Back in 2019, the worker shortage was by far the main concern for companies, with 75% citing it as a main challenge. Next on the list came economic weakness in target markets, tariffs and upward wage pressure. Just over half of the respondents cited each of those.This time around, the pandemic caused domino effects that resulted in weaknesses already a part of the economy becoming much worse. From messy supply chains, to a sped up timetable for e-commerce, to talent issues, to changing customer desires, to a much less predictable world stage, what were once smaller, manageable issues got a lot bigger, changing the must-have list of what it takes to be a successful business. Navigating the new rules significantly falls to the finance team, which works with business leaders to identify and address challenges as they come
In this report, we examine the major current challenges and how midsize businesses are addressing them. The data presented in these charts comes from an early June poll of 500 executives and managers in companies with under $250 million in annual revenue. Half of the respondents were from companies with less than $50 million in annual revenue. Half work in finance, and half are executives. The result is a 360-degree view of business challenges and solutions as well as manager reactions to executive actions.
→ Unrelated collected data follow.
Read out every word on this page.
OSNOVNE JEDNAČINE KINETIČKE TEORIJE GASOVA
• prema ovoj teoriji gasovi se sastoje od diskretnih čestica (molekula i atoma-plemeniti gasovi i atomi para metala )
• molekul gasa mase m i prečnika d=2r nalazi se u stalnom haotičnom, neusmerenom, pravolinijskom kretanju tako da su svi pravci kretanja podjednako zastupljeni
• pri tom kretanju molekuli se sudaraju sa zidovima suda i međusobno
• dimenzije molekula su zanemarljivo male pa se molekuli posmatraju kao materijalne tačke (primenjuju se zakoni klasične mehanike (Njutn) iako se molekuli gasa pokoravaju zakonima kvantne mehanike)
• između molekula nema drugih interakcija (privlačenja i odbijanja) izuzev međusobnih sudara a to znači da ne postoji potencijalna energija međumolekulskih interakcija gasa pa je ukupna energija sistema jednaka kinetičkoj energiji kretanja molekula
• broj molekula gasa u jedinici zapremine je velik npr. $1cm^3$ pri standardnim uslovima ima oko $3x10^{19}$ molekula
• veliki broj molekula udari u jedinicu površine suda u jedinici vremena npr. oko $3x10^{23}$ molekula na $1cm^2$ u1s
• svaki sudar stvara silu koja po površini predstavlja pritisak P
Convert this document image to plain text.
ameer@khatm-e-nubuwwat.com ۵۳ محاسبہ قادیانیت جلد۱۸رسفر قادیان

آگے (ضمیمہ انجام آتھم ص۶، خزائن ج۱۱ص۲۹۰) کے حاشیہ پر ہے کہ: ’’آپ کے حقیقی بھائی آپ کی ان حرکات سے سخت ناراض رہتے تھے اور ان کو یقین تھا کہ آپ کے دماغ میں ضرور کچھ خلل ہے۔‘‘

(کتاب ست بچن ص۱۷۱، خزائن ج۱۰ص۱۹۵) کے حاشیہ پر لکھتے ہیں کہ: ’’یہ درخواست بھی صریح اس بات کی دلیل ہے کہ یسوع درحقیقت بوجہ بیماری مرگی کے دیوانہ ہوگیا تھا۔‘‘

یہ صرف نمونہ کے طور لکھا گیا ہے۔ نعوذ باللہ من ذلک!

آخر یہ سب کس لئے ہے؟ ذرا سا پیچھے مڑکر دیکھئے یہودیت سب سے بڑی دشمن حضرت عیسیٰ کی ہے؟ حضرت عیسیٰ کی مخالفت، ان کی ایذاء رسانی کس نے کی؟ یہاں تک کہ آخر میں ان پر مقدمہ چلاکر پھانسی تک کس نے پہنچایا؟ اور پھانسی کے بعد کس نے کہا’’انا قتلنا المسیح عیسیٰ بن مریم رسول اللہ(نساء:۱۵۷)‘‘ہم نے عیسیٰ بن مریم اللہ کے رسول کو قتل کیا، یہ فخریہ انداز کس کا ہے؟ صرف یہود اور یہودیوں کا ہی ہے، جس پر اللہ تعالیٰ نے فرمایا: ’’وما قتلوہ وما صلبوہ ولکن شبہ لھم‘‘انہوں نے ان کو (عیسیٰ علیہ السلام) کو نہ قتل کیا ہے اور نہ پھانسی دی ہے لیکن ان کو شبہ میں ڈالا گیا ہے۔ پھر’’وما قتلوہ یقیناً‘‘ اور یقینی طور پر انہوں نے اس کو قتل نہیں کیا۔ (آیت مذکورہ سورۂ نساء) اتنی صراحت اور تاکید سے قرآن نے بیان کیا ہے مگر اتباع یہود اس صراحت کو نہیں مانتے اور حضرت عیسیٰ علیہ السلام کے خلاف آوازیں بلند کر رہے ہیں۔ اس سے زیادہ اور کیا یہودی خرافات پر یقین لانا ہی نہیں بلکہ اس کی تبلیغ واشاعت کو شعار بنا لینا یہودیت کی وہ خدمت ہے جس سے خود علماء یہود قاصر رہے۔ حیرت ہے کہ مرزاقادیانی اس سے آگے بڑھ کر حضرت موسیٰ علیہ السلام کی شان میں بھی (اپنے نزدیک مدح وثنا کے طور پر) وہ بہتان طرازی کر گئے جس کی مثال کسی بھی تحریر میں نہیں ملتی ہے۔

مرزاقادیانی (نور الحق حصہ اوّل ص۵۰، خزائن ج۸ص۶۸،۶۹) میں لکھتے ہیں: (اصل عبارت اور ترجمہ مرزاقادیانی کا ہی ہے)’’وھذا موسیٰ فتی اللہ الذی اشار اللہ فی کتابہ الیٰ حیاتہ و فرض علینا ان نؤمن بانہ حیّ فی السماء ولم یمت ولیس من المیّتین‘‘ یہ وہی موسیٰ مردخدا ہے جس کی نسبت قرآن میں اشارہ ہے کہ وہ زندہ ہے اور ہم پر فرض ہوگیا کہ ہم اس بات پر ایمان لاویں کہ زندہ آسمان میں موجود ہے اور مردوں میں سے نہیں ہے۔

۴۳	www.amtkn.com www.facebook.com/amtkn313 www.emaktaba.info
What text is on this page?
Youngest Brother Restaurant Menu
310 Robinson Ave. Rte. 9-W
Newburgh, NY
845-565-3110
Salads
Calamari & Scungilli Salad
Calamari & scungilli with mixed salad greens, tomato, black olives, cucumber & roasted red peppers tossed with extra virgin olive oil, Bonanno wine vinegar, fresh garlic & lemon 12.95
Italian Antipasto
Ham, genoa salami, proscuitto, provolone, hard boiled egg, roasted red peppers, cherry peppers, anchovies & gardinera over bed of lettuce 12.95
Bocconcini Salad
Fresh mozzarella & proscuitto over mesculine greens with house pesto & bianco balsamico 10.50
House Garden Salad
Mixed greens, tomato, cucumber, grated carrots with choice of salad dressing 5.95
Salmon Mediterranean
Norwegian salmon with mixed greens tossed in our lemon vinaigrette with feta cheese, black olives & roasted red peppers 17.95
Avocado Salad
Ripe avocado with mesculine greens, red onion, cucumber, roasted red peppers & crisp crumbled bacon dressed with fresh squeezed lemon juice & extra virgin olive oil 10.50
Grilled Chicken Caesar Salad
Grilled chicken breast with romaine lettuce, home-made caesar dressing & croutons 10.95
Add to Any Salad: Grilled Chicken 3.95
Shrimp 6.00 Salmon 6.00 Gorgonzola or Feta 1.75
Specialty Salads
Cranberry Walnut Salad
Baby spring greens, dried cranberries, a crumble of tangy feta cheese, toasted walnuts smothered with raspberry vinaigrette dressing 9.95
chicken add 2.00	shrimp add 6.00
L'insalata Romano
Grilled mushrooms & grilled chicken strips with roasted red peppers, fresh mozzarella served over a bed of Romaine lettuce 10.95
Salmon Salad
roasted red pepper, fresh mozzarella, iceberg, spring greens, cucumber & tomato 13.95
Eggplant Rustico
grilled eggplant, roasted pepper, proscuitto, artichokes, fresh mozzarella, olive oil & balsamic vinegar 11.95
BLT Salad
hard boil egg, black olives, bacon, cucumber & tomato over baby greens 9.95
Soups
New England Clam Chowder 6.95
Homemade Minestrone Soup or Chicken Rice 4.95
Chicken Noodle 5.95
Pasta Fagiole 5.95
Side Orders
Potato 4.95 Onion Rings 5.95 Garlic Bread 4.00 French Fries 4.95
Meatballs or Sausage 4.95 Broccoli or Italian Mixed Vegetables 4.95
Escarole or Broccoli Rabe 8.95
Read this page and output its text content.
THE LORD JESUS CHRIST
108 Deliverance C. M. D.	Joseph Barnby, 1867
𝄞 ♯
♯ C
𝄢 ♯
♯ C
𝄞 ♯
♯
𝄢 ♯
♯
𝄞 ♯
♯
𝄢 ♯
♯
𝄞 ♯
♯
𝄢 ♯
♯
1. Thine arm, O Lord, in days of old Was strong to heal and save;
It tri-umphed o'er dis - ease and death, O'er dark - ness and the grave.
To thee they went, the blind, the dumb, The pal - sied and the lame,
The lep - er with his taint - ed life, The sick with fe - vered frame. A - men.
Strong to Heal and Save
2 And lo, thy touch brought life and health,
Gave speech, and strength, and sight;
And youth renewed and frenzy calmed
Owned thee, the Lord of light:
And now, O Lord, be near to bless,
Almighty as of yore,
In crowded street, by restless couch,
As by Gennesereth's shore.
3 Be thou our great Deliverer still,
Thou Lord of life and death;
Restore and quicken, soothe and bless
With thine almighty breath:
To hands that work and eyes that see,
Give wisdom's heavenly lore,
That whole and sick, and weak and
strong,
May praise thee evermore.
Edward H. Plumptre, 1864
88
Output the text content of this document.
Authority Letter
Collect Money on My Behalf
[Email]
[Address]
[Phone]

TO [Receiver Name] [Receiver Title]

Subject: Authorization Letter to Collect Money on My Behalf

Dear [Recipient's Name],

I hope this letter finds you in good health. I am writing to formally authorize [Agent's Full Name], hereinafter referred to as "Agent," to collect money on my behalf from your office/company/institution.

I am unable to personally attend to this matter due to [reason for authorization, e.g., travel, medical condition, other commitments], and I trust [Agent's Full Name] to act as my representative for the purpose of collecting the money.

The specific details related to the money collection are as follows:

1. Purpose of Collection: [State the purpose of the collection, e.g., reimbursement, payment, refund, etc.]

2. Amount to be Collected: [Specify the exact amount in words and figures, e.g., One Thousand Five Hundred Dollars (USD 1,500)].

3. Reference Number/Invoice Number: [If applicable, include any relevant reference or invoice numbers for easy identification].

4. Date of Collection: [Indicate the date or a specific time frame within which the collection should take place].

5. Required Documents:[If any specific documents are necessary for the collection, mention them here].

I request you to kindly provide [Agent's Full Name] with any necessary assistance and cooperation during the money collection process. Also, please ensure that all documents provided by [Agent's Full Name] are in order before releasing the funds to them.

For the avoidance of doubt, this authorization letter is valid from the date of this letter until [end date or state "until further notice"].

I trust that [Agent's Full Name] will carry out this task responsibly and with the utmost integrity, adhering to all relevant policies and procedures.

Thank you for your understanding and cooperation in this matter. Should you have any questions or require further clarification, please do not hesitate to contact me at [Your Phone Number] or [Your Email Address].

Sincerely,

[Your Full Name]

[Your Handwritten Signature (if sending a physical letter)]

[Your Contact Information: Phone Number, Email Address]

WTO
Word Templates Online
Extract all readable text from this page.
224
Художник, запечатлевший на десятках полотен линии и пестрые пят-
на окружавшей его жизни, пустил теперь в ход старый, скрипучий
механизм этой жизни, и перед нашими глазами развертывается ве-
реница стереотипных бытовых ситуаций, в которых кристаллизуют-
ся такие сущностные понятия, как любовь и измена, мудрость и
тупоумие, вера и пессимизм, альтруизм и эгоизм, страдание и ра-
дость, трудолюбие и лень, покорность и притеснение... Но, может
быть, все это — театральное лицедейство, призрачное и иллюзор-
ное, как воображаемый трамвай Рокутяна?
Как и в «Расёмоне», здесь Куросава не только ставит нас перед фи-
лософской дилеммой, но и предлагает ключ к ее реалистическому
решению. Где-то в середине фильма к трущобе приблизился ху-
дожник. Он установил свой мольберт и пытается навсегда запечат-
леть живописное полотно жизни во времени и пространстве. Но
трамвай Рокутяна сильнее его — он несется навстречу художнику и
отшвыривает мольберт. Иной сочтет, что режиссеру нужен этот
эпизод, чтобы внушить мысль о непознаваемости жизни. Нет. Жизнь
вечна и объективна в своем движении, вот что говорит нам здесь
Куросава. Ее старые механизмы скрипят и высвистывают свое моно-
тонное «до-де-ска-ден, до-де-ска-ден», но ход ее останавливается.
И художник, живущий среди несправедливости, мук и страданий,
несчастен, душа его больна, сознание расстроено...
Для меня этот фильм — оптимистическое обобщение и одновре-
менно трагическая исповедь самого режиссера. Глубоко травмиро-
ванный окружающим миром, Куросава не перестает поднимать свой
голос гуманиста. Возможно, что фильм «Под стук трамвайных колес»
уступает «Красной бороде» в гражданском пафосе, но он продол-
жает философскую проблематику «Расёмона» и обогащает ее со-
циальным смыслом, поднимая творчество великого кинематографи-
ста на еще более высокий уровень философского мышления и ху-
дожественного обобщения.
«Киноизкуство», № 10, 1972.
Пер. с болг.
Here are the key findings discussed in the report:
- 80% of managers say their team is struggling to meet its goals, and 40% say leadership doesn’t understand how supply and staffing shortages affect their ability to meet goals
- 45% of larger organizations and 32% of smaller ones say inflation has positively affected their business
- Nearly all executives foresee a recession within the next year and half. In response, 51% of finance executives are evaluating the recession sensitivity of products and services.